В нем была такая власть над женщинами, такое чувство превосходства, которое и делала его отличным, выделяющимся от многих стриптизеров, которые в разговоре с женщинами были очень мягки, обходительны, вкрадчиво осторожны. В нем не было ничего этого. В нем жила наглость. Сильная и властная наглость мужчины, который знает, чего он хочет, и который даже не интересуется, хочет ли этого женщина.
– Я никогда не прошу, – говорил он Лене во время их разговора. – Я отдаю приказы…
– Но как ты можешь приказывать женщине, которой ты оказываешь услуги, женщине богатой, с положением? – спрашивала его Лена. Именно о такой женщине, одной из своих пассий, он ей рассказывал. – Она может возмутиться, оскорбиться, обидеться…
– Ну и черт с ней! – весело отвечал он Лене. – Она знает – я этого не скрываю, – что не держусь за нее. Что у меня таких, как она, может быть тысяча… И, если мне что-то не понравится, я просто уйду… Женщина должна чувствовать, что ее не ценят, именно это и заставляет ее становиться послушной…
Он говорил тогда вещи, которые звучали для Лены цинично и страшно.
– Я просто говорю ей: я видел новые часы, и они мне очень понравились… И спрашиваю, когда они у меня появятся… Я не оставляю ей выбора. Она понимает, что если она мне их не купит, их мне купит другая. Но я даю ей возможность решить: купить ли их мне. Я даю женщине небольшую иллюзию свободы выбора, небольшую иллюзию власти надо мной: потому что, когда она мне что-то дарит или дает мне деньги, она чувствует в этот момент власть надо мной. Чувствует, что я от нее завишу. Но все это – обман.

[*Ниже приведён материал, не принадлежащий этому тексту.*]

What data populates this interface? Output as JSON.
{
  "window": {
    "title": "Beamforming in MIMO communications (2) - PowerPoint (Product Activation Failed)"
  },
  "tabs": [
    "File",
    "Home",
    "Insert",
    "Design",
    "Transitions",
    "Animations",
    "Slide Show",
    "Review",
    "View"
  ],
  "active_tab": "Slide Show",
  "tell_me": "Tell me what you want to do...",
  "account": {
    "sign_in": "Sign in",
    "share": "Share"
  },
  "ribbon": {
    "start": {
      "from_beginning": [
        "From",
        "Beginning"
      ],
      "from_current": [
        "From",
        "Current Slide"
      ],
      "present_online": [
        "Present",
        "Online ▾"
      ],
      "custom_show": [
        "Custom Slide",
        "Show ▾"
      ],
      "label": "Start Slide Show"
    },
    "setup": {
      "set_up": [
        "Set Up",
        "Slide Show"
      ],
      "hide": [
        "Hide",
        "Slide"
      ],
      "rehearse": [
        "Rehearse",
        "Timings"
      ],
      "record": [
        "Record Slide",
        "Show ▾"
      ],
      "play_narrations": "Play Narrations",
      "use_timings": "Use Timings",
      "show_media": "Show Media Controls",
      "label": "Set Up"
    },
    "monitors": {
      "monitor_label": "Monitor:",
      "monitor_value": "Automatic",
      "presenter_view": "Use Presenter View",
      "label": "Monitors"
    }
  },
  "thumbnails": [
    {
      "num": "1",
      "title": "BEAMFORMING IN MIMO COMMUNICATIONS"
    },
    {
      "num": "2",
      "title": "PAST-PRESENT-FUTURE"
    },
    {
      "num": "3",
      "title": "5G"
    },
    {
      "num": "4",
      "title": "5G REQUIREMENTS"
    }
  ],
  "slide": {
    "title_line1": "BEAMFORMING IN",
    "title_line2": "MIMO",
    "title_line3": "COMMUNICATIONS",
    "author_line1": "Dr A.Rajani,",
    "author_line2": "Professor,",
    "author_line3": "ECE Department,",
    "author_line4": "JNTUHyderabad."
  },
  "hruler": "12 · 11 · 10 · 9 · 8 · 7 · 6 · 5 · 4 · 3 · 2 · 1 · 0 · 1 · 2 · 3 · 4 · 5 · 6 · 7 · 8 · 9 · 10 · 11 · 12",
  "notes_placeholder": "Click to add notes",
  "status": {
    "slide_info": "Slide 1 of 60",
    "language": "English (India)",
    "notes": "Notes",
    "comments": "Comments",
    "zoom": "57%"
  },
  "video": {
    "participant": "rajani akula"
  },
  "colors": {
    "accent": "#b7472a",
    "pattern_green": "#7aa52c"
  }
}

Это как конфетка ребенку, чтобы он успокоился… И, подумав, добавил:
– Ты спрашиваешь о том, какие у меня есть профессиональные секреты, так я тебе скажу: женщину нужно не любить, не уважать, тогда она готова на все ради тебя…
Лена очень хорошо помнила тот их разговор, записанный на диктофон. Помнила именно потому, что он ее потряс своей откровенностью, какой-то холодной циничностью и в то же время правдивостью. Потому что давно известно: «Чем меньше женщину мы любим, тем больше нравимся мы ей»…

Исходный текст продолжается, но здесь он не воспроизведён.